Chicago Bears: Full Position Breakdown and Depth Chart Analysis at Quarterback
Quarterback is the most important position in all of sports. A productive leader at quarterback can be the difference between an average team and one who wins the Super Bowl.
The Chicago Bears have four quarterbacks and a head coach in Marc Trestman who certainly knows the importance of a good signal-caller. Jay Cutler leads a group who will look to help lead this Bears team back into the playoffs.
Here is the full breakdown of all the quarterbacks on the roster and analysis of expectations for each.
There's no question who the Bears' No. 1 quarterback is. Jay Cutler re-signed with the Bears for seven years and $127 million, including $54 million guaranteed.
Last season, Cutler saw his completion percentage reach over 63 for the first time since 2007. He also had a losing record as a starter for the first time since 2009.
Cutler only played in 11 games last year and hasn't seen a full season since his first year in Chicago five years ago. Health will be an important factor.
At 31, the Bears need Cutler to be smarter with the hits he takes as well as where he puts the football. His interception percent has stayed steady at 3.4. Look back to 2011 when Cutler was having his best year before he got hurt; his percent was down at 2.2.
It's likely unrealistic to think a career gunslinger like Cutler can maintain a 2.2 interception percent for an entire year. However, if he can get it under 3 percent, stay healthy and manage to fire over 25 touchdowns, then the Bears are in good shape and Cutler is worth every penny he got.
Should Cutler not manage to stay healthy, then the Bears will have to turn to Jordan Palmer. Backup quarterback was an area of strength last year with Josh McCown, but there are big question marks surrounding Palmer.
He spent time in Jacksonville in 2012 before joining the Bears. Palmer has thrown only 15 passes in four career games. He doesn't have a touchdown and his longest pass completion is for 13 yards.
Palmer's in-game experience is a problem. A part of what made McCown so successful last season was his 50 career games with 33 starts. He simply wasn't scared or rattled when it came time to enter the game.
Jordan Palmer very well could be a solid backup, but at this point it's unknown. Sadly, nobody will know how he performs until he enters the game. Preseason action is very different than a regular-season matchup.
Sixth-round pick David Fales is wearing Josh McCown's old number, and the similarities don't end there. Fales is a perfect project for Marc Trestman to develop similarly to the way he developed McCown.

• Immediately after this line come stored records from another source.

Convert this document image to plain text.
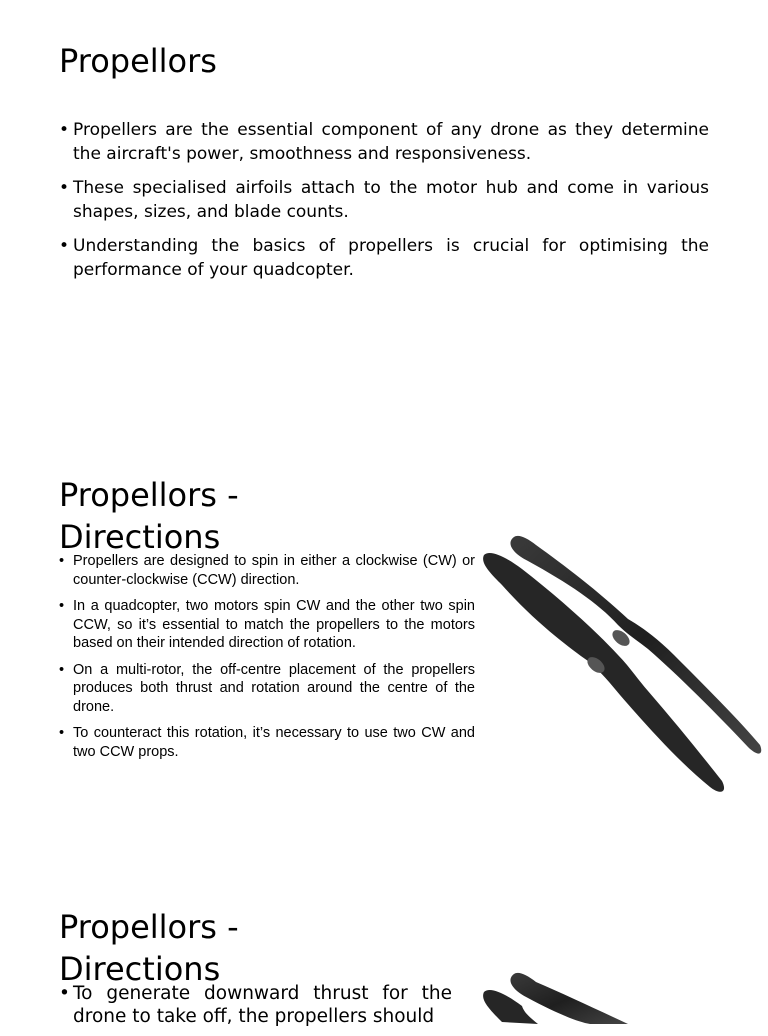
Propellors
• Propellers are the essential component of any drone as they determine the aircraft's power, smoothness and responsiveness.
• These specialised airfoils attach to the motor hub and come in various shapes, sizes, and blade counts.
• Understanding the basics of propellers is crucial for optimising the performance of your quadcopter.
Propellors -
Directions
• Propellers are designed to spin in either a clockwise (CW) or counter-clockwise (CCW) direction.
• In a quadcopter, two motors spin CW and the other two spin CCW, so it’s essential to match the propellers to the motors based on their intended direction of rotation.
• On a multi-rotor, the off-centre placement of the propellers produces both thrust and rotation around the centre of the drone.
• To counteract this rotation, it’s necessary to use two CW and two CCW props.
Propellors -
Directions
• To generate downward thrust for the drone to take off, the propellers should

Like McCown, Fales has good short to intermediate accuracy. He doesn't have a big arm but takes care of the football and moves around in the pocket to make plays.
Fales struggles to get the ball downfield and he tends to stare down his first option. Trestman will work with Fales to go through his progressions and focus on timing routes. He has small hands, so ball security will be very key with him.
After a season with Trestman, Fales should be ready to be the Bears' primary backup. He could have a McCown type of run at some point in his career but shouldn't be looked upon as a starter. He's the perfect type of player to back up Cutler and should carve out a nice career doing so.
Jerrod Johnson's biggest claim to fame is leaving Texas A&M first all time in passing yards with 8,011 and total offense with 8,888.
He also beat out Miami Dolphins quarterback Ryan Tannehill for a starting role in 2009 but was eventually overcome by Tannehill in 2010. Since then, Johnson has been fighting to make it to an NFL roster.
What he brings to the table is size, speed and athleticism. Johnson struggles to put any zip on the football and still has questionable mechanics. It will be another uphill climb for him to even make it to the practice squad now that Fales is in the mix.